Il célèbre la négritude en invitant à l’insurrection mais sépare la défense de cette cause des autres qui lui tiennent à cœur – la question palestinienne par exemple – et qu’il aborde dans ses autres recueils.

La beauté de sa poésie réside justement dans sa volonté de tisser un rapport triangulaire entre langue, religion et identité.  Se considérant « petit, noir et laid », il vivait en effet une tragédie personnelle qui a donné toute sa couleur à sa poésie et l’a orientée vers une révolte identitaire poignante.

Ainsi, le malaise existentiel et le sentiment d’exil qui émanent des vers sanguinolents de cet écorché vif illustrent-ils la difficulté structurelle de cette quête identitaire.  Mais triompher de cette difficulté est précisément ce que recherche le poète et c’est cela même qui habille sa poésie d’une fierté singulière, jaillissant de sa communion avec la nature. Les vers suivants en sont un bon exemple :


ها هو ذا الطوفان الاسود
يعدو عبر السد الصخري 
ها هي ذي افريقيا الكبرى 
تتألق في ضوء الفجر


Et voilà que s’abat le déluge noir

Submergeant les digues rocheuses

La voilà la grande Afrique,

Flamboyante aux premières lueurs de l’aube


(Al-Fayturi 1979a: 80, appendix 6) d’après ma propre traduction

 

Les frontières  culturelles, économiques, ethniques et linguistiques expliquent pourquoi les échanges entre « les Afriques » peinent à s’établir et on ne peut minimiser le rôle que joue la blessure historique de l'esclavage dans ces "digues" érigées.
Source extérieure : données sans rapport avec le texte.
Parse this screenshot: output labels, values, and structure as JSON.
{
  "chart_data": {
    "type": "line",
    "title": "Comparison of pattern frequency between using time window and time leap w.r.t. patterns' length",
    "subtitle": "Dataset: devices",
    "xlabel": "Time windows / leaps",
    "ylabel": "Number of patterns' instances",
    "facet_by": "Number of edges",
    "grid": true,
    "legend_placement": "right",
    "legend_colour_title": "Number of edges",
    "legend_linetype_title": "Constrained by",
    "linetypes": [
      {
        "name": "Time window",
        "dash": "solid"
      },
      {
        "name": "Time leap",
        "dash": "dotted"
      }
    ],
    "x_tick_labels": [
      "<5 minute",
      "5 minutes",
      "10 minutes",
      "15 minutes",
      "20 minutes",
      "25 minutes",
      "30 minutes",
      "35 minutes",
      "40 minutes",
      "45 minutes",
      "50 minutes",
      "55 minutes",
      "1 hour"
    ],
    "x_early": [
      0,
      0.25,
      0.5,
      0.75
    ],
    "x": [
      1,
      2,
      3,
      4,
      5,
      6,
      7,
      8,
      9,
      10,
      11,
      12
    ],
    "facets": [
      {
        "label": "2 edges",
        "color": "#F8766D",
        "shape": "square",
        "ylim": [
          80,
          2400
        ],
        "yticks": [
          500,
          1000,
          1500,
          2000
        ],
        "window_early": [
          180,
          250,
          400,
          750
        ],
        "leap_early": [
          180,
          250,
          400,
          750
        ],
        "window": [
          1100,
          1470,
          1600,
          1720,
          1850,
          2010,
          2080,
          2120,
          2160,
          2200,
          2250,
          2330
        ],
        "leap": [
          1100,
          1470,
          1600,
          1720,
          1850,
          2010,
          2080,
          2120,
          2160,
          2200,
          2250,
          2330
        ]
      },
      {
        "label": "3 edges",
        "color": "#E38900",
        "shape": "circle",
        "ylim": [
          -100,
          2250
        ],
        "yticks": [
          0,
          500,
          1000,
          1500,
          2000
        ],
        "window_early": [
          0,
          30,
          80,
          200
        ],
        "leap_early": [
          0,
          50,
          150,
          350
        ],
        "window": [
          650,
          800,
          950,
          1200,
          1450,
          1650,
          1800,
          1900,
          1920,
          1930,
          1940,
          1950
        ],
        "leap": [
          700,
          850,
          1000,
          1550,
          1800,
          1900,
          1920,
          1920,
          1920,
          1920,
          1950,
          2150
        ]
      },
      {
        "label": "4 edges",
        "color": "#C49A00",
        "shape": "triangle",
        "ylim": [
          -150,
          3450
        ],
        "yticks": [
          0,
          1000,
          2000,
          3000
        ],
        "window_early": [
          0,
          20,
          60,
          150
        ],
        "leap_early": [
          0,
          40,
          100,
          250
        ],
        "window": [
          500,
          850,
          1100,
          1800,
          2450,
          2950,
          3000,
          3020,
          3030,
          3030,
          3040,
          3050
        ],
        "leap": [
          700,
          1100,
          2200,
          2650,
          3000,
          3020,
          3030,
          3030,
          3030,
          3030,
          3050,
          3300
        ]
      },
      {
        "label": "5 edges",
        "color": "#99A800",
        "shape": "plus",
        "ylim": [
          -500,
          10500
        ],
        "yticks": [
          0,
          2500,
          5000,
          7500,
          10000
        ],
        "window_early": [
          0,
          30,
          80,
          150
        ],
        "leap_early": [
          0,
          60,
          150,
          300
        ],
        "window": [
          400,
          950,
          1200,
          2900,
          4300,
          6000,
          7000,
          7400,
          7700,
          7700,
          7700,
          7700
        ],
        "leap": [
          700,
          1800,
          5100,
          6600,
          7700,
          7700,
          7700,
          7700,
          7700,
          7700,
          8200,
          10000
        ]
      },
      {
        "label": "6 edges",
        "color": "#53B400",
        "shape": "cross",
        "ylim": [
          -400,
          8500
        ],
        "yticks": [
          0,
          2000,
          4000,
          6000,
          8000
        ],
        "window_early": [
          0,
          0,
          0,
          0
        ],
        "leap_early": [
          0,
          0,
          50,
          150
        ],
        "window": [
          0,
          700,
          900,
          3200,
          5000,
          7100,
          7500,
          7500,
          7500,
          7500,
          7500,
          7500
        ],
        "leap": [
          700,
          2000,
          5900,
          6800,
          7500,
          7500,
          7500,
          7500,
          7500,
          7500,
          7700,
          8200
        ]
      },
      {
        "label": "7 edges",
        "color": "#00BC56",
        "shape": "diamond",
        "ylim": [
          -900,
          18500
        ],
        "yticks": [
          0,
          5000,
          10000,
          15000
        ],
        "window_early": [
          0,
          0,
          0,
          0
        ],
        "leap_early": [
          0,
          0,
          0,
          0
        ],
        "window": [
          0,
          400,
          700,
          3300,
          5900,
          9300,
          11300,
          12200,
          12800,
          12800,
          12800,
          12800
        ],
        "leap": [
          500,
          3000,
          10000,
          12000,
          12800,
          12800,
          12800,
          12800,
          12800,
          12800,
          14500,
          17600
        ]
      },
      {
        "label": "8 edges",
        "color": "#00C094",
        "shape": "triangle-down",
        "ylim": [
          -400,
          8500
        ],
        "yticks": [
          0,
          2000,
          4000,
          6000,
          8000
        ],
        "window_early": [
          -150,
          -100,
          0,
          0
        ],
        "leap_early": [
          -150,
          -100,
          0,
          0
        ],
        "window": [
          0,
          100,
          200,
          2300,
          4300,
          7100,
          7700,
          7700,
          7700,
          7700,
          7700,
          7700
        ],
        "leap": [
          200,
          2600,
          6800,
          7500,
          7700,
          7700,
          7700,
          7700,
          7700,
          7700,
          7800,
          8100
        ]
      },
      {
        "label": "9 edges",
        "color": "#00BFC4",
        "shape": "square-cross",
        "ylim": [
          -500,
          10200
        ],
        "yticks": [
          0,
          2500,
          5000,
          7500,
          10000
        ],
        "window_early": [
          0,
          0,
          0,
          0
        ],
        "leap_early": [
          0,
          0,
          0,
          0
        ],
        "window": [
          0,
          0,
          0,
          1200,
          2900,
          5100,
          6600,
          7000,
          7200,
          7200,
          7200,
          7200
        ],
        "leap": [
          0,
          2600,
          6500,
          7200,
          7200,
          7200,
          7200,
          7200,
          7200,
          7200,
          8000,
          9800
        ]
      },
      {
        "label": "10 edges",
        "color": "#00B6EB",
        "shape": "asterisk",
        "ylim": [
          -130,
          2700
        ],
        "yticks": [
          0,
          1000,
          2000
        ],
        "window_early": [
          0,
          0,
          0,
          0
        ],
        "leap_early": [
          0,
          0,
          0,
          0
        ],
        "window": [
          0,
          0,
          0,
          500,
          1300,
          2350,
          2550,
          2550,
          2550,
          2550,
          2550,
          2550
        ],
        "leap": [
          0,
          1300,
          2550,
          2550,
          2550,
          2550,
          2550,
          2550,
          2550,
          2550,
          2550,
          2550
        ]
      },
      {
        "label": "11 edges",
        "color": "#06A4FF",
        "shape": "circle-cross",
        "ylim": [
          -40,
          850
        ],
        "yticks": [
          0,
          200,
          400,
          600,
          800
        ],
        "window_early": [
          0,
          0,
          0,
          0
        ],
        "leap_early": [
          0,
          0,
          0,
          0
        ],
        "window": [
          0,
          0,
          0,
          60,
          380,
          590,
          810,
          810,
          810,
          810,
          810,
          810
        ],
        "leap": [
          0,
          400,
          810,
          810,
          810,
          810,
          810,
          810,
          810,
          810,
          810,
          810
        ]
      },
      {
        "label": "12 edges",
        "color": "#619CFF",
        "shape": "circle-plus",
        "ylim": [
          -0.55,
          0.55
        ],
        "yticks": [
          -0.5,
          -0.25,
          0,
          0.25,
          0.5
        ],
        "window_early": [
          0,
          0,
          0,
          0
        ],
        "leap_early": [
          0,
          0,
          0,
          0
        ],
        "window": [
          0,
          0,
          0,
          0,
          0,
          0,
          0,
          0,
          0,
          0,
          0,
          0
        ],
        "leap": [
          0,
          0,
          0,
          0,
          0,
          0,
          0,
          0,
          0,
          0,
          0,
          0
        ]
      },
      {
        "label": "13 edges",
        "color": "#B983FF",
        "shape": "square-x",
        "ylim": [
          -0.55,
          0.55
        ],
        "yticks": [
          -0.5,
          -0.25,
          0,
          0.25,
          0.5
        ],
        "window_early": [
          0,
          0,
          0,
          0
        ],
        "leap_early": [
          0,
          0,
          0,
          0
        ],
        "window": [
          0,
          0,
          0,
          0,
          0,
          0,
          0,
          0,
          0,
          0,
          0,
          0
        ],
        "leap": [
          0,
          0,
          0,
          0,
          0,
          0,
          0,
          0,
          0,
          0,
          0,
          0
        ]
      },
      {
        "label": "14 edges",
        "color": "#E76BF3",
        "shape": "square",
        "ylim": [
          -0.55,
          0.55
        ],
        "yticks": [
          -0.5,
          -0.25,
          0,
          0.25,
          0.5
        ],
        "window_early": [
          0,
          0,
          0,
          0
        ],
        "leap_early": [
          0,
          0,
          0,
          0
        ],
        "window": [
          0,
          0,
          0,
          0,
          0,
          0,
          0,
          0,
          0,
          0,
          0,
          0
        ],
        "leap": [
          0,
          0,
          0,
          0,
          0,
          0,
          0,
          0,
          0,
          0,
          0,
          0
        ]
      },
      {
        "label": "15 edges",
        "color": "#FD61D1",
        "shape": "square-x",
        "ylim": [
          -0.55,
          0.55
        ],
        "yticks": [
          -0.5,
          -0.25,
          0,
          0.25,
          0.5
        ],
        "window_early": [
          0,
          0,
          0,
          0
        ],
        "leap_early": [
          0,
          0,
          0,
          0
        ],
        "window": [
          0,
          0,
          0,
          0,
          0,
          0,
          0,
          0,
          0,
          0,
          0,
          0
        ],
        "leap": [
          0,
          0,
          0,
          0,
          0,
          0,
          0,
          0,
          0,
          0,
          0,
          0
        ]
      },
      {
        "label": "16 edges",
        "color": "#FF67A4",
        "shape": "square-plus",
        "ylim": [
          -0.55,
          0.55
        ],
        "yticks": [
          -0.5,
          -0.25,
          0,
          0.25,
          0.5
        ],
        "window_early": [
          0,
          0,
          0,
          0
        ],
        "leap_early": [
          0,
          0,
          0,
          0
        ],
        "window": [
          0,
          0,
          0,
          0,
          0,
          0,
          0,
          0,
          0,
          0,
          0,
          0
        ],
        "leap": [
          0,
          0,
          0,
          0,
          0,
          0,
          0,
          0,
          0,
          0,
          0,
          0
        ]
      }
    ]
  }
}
Les ponts qui se créent devraient donc davantage s’ancrer dans une reconnaissance identitaire mutuelle qui consacre ce qui  rassemble ces zones au lieu d’insister sur ce qui les sépare. 

Penser, en tant qu’arabes,  l’Afrique loin des clichés stéréotypés ou des ramifications racistes, c’est cela que permet la poésie d’Al Faytouri.

Ce sera, pour moi, le premier jalon dans ce voyage à la recherche des liens entre l'arabité et l'africanité.